To cook the chicken, use a pot that will fit the bird snugly. And here's the tricky bit. You need to dunk the chicken in and out of the boiling water three times, bringing it back to the boil between each dunking. When the bird is boiled straight off, the muscles tighten; this method heats the meat slowly, allowing it to soften and relax rather than shocking it. After this, it's cooked in barely simmering water for 20 minutes, then it sits in the poaching liquid 40-45 minutes to finish cooking. The bird is then plunged into an ice-water bath; this prevents the juices escaping and sets them in a thin gelatinous layer between the flesh and the skin.

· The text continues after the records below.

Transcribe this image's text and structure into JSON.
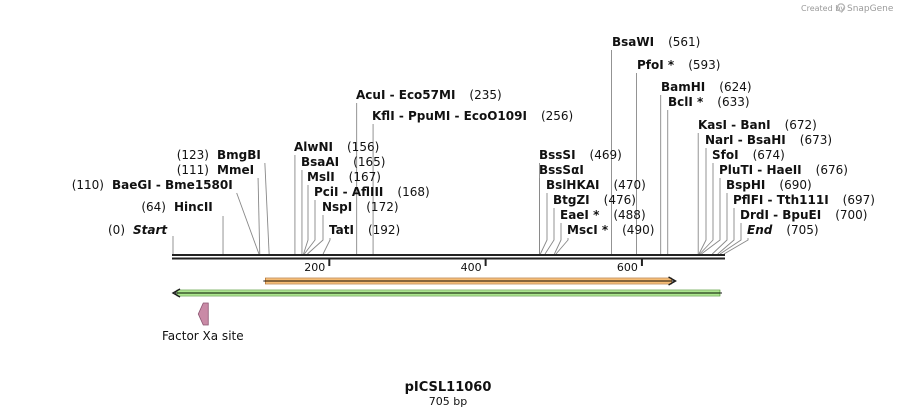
{
  "credit": {
    "prefix": "Created by",
    "brand": "SnapGene"
  },
  "sequence": {
    "name": "pICSL11060",
    "length_label": "705 bp",
    "length": 705
  },
  "axis_ticks": [
    200,
    400,
    600
  ],
  "sites": [
    {
      "label": "Start",
      "pos": 0,
      "pos_label": "(0)",
      "kind": "terminus"
    },
    {
      "label": "HincII",
      "pos": 64,
      "pos_label": "(64)",
      "kind": "enzyme"
    },
    {
      "label": "BaeGI  -  Bme1580I",
      "pos": 110,
      "pos_label": "(110)",
      "kind": "enzyme"
    },
    {
      "label": "MmeI",
      "pos": 111,
      "pos_label": "(111)",
      "kind": "enzyme"
    },
    {
      "label": "BmgBI",
      "pos": 123,
      "pos_label": "(123)",
      "kind": "enzyme"
    },
    {
      "label": "AlwNI",
      "pos": 156,
      "pos_label": "(156)",
      "kind": "enzyme"
    },
    {
      "label": "BsaAI",
      "pos": 165,
      "pos_label": "(165)",
      "kind": "enzyme"
    },
    {
      "label": "MslI",
      "pos": 167,
      "pos_label": "(167)",
      "kind": "enzyme"
    },
    {
      "label": "PciI  -  AflIII",
      "pos": 168,
      "pos_label": "(168)",
      "kind": "enzyme"
    },
    {
      "label": "NspI",
      "pos": 172,
      "pos_label": "(172)",
      "kind": "enzyme"
    },
    {
      "label": "TatI",
      "pos": 192,
      "pos_label": "(192)",
      "kind": "enzyme"
    },
    {
      "label": "AcuI  -  Eco57MI",
      "pos": 235,
      "pos_label": "(235)",
      "kind": "enzyme"
    },
    {
      "label": "KflI  -  PpuMI  -  EcoO109I",
      "pos": 256,
      "pos_label": "(256)",
      "kind": "enzyme"
    },
    {
      "label": "BssSI",
      "pos": 469,
      "pos_label": "(469)",
      "kind": "enzyme"
    },
    {
      "label": "BssSαI",
      "pos": 469,
      "pos_label": "",
      "kind": "enzyme"
    },
    {
      "label": "BslHKAI",
      "pos": 470,
      "pos_label": "(470)",
      "kind": "enzyme"
    },
    {
      "label": "BtgZI",
      "pos": 476,
      "pos_label": "(476)",
      "kind": "enzyme"
    },
    {
      "label": "EaeI *",
      "pos": 488,
      "pos_label": "(488)",
      "kind": "enzyme"
    },
    {
      "label": "MscI *",
      "pos": 490,
      "pos_label": "(490)",
      "kind": "enzyme"
    },
    {
      "label": "BsaWI",
      "pos": 561,
      "pos_label": "(561)",
      "kind": "enzyme"
    },
    {
      "label": "PfoI *",
      "pos": 593,
      "pos_label": "(593)",
      "kind": "enzyme"
    },
    {
      "label": "BamHI",
      "pos": 624,
      "pos_label": "(624)",
      "kind": "enzyme"
    },
    {
      "label": "BclI *",
      "pos": 633,
      "pos_label": "(633)",
      "kind": "enzyme"
    },
    {
      "label": "KasI  -  BanI",
      "pos": 672,
      "pos_label": "(672)",
      "kind": "enzyme"
    },
    {
      "label": "NarI  -  BsaHI",
      "pos": 673,
      "pos_label": "(673)",
      "kind": "enzyme"
    },
    {
      "label": "SfoI",
      "pos": 674,
      "pos_label": "(674)",
      "kind": "enzyme"
    },
    {
      "label": "PluTI  -  HaeII",
      "pos": 676,
      "pos_label": "(676)",
      "kind": "enzyme"
    },
    {
      "label": "BspHI",
      "pos": 690,
      "pos_label": "(690)",
      "kind": "enzyme"
    },
    {
      "label": "PflFI  -  Tth111I",
      "pos": 697,
      "pos_label": "(697)",
      "kind": "enzyme"
    },
    {
      "label": "DrdI  -  BpuEI",
      "pos": 700,
      "pos_label": "(700)",
      "kind": "enzyme"
    },
    {
      "label": "End",
      "pos": 705,
      "pos_label": "(705)",
      "kind": "terminus"
    }
  ],
  "features": [
    {
      "name": "orange-feature",
      "start": 113,
      "end": 643,
      "direction": "forward",
      "color": "#f0a040"
    },
    {
      "name": "green-feature",
      "start": 0,
      "end": 705,
      "direction": "reverse",
      "color": "#88dd66"
    }
  ],
  "factor_xa": {
    "label": "Factor Xa site",
    "pos": 40,
    "color": "#c98aa6"
  },
  "colors": {
    "backbone": "#222222",
    "leader": "#888888"
  }
}
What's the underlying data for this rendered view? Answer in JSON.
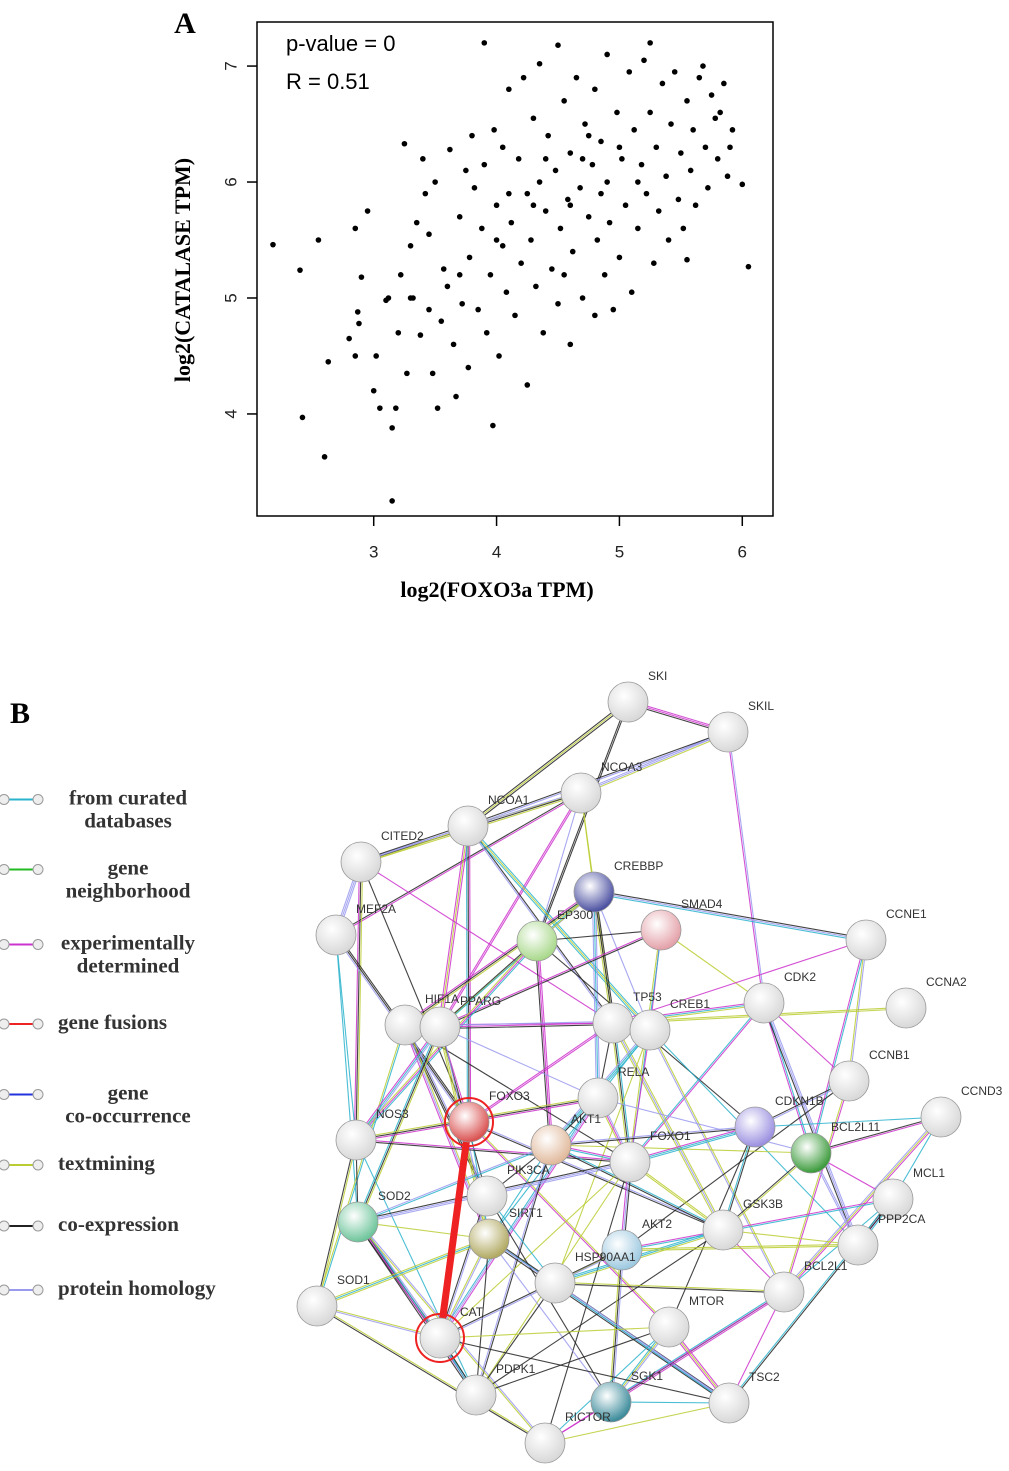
{
  "chart_data": {
    "type": "scatter",
    "panel_label": "A",
    "annotations": [
      "p-value = 0",
      "R = 0.51"
    ],
    "x_label": "log2(FOXO3a TPM)",
    "y_label": "log2(CATALASE TPM)",
    "color": "#000000",
    "xlim": [
      2.05,
      6.25
    ],
    "ylim": [
      3.12,
      7.38
    ],
    "xticks": [
      3,
      4,
      5,
      6
    ],
    "yticks": [
      4,
      5,
      6,
      7
    ],
    "x": [
      2.18,
      2.4,
      2.42,
      2.55,
      2.6,
      2.63,
      2.8,
      2.85,
      2.85,
      2.87,
      2.88,
      2.9,
      2.95,
      3.0,
      3.02,
      3.05,
      3.1,
      3.12,
      3.15,
      3.15,
      3.18,
      3.2,
      3.22,
      3.25,
      3.27,
      3.3,
      3.32,
      3.35,
      3.38,
      3.4,
      3.42,
      3.45,
      3.48,
      3.5,
      3.52,
      3.55,
      3.57,
      3.6,
      3.62,
      3.65,
      3.67,
      3.7,
      3.72,
      3.75,
      3.77,
      3.78,
      3.8,
      3.82,
      3.85,
      3.88,
      3.9,
      3.9,
      3.92,
      3.95,
      3.97,
      3.98,
      4.0,
      4.02,
      4.05,
      4.05,
      4.08,
      4.1,
      4.12,
      4.15,
      4.18,
      4.2,
      4.22,
      4.25,
      4.25,
      4.28,
      4.3,
      4.32,
      4.35,
      4.35,
      4.38,
      4.4,
      4.42,
      4.45,
      4.48,
      4.5,
      4.5,
      4.52,
      4.55,
      4.58,
      4.6,
      4.6,
      4.62,
      4.65,
      4.68,
      4.7,
      4.72,
      4.75,
      4.78,
      4.8,
      4.8,
      4.82,
      4.85,
      4.88,
      4.9,
      4.9,
      4.92,
      4.95,
      4.98,
      5.0,
      5.02,
      5.05,
      5.08,
      5.1,
      5.12,
      5.15,
      5.18,
      5.2,
      5.22,
      5.25,
      5.25,
      5.28,
      5.3,
      5.32,
      5.35,
      5.38,
      5.4,
      5.42,
      5.45,
      5.48,
      5.5,
      5.52,
      5.55,
      5.55,
      5.58,
      5.6,
      5.62,
      5.65,
      5.68,
      5.7,
      5.72,
      5.75,
      5.78,
      5.8,
      5.82,
      5.85,
      5.88,
      5.9,
      5.92,
      6.0,
      6.05,
      3.3,
      3.45,
      3.7,
      4.0,
      4.1,
      4.4,
      4.6,
      4.7,
      4.85,
      5.0,
      5.15,
      4.55,
      4.3,
      4.75
    ],
    "values": [
      5.46,
      5.24,
      3.97,
      5.5,
      3.63,
      4.45,
      4.65,
      4.5,
      5.6,
      4.88,
      4.78,
      5.18,
      5.75,
      4.2,
      4.5,
      4.05,
      4.98,
      5.0,
      3.25,
      3.88,
      4.05,
      4.7,
      5.2,
      6.33,
      4.35,
      5.45,
      5.0,
      5.65,
      4.68,
      6.2,
      5.9,
      5.55,
      4.35,
      6.0,
      4.05,
      4.8,
      5.25,
      5.1,
      6.28,
      4.6,
      4.15,
      5.7,
      4.95,
      6.1,
      4.4,
      5.35,
      6.4,
      5.95,
      4.9,
      5.6,
      7.2,
      6.15,
      4.7,
      5.2,
      3.9,
      6.45,
      5.8,
      4.5,
      6.3,
      5.45,
      5.05,
      6.8,
      5.65,
      4.85,
      6.2,
      5.3,
      6.9,
      4.25,
      5.9,
      5.5,
      6.55,
      5.1,
      7.02,
      6.0,
      4.7,
      5.75,
      6.4,
      5.25,
      6.1,
      7.18,
      4.95,
      5.6,
      6.7,
      5.85,
      4.6,
      6.25,
      5.4,
      6.9,
      5.95,
      5.0,
      6.5,
      5.7,
      6.15,
      4.85,
      6.8,
      5.5,
      6.35,
      5.2,
      7.1,
      6.0,
      5.65,
      4.9,
      6.6,
      5.35,
      6.2,
      5.8,
      6.95,
      5.05,
      6.45,
      5.6,
      6.15,
      7.05,
      5.9,
      7.2,
      6.6,
      5.3,
      6.3,
      5.75,
      6.85,
      6.05,
      5.5,
      6.5,
      6.95,
      5.85,
      6.25,
      5.6,
      5.33,
      6.7,
      6.1,
      6.45,
      5.8,
      6.9,
      7.0,
      6.3,
      5.95,
      6.75,
      6.55,
      6.2,
      6.6,
      6.85,
      6.05,
      6.3,
      6.45,
      5.98,
      5.27,
      5.0,
      4.9,
      5.2,
      5.5,
      5.9,
      6.2,
      5.8,
      6.2,
      5.9,
      6.3,
      6.0,
      5.2,
      5.8,
      6.4
    ]
  },
  "network": {
    "panel_label": "B",
    "legend": [
      {
        "lines": [
          "from curated",
          "databases"
        ],
        "color": "#2ab3cc"
      },
      {
        "lines": [
          "gene",
          "neighborhood"
        ],
        "color": "#22bb22"
      },
      {
        "lines": [
          "experimentally",
          "determined"
        ],
        "color": "#cc33cc"
      },
      {
        "lines": [
          "gene fusions"
        ],
        "color": "#ee2222"
      },
      {
        "lines": [
          "gene",
          "co-occurrence"
        ],
        "color": "#2233dd"
      },
      {
        "lines": [
          "textmining"
        ],
        "color": "#bbcc33"
      },
      {
        "lines": [
          "co-expression"
        ],
        "color": "#222222"
      },
      {
        "lines": [
          "protein homology"
        ],
        "color": "#9999ee"
      }
    ],
    "nodes": [
      "SKI",
      "SKIL",
      "NCOA3",
      "NCOA1",
      "CITED2",
      "CREBBP",
      "SMAD4",
      "EP300",
      "MEF2A",
      "CCNE1",
      "CDK2",
      "CCNA2",
      "HIF1A",
      "PPARG",
      "TP53",
      "CREB1",
      "CCNB1",
      "CCND3",
      "RELA",
      "FOXO3",
      "NOS3",
      "AKT1",
      "CDKN1B",
      "FOXO1",
      "BCL2L11",
      "MCL1",
      "PIK3CA",
      "SOD2",
      "SIRT1",
      "GSK3B",
      "AKT2",
      "HSP90AA1",
      "PPP2CA",
      "BCL2L1",
      "SOD1",
      "MTOR",
      "CAT",
      "PDPK1",
      "SGK1",
      "TSC2",
      "RICTOR"
    ]
  }
}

For the rice, I first render the chicken fat down to oil in a wok, then remove the crisp solids (a delicious snack with salt) and use it to fry the shallots and garlic until they're golden and fragrant before tipping in the rice and tossing it well. The trick here is to have enough heat for the rice to pop or jump in the wok. You'll notice that it takes on a smoky wok hei flavour. I use Thai jasmine rice for its fragrance.
To serve, chop the chicken in the Chinese style. Use a cleaver to split the bird down the middle through the breastplate and backbone, then remove the legs and halve them at the joint. Remove and halve the wings in the same manner. Halve the breasts lengthways and chop each into bite-sized pieces. Arrange the chicken on a platter with cucumber and top with soy-sesame dressing and coriander and serve with the rice and soup in individual bowls and the chilli sauce. My family adds coriander and chicken fat from the stock to the sauce just before serving.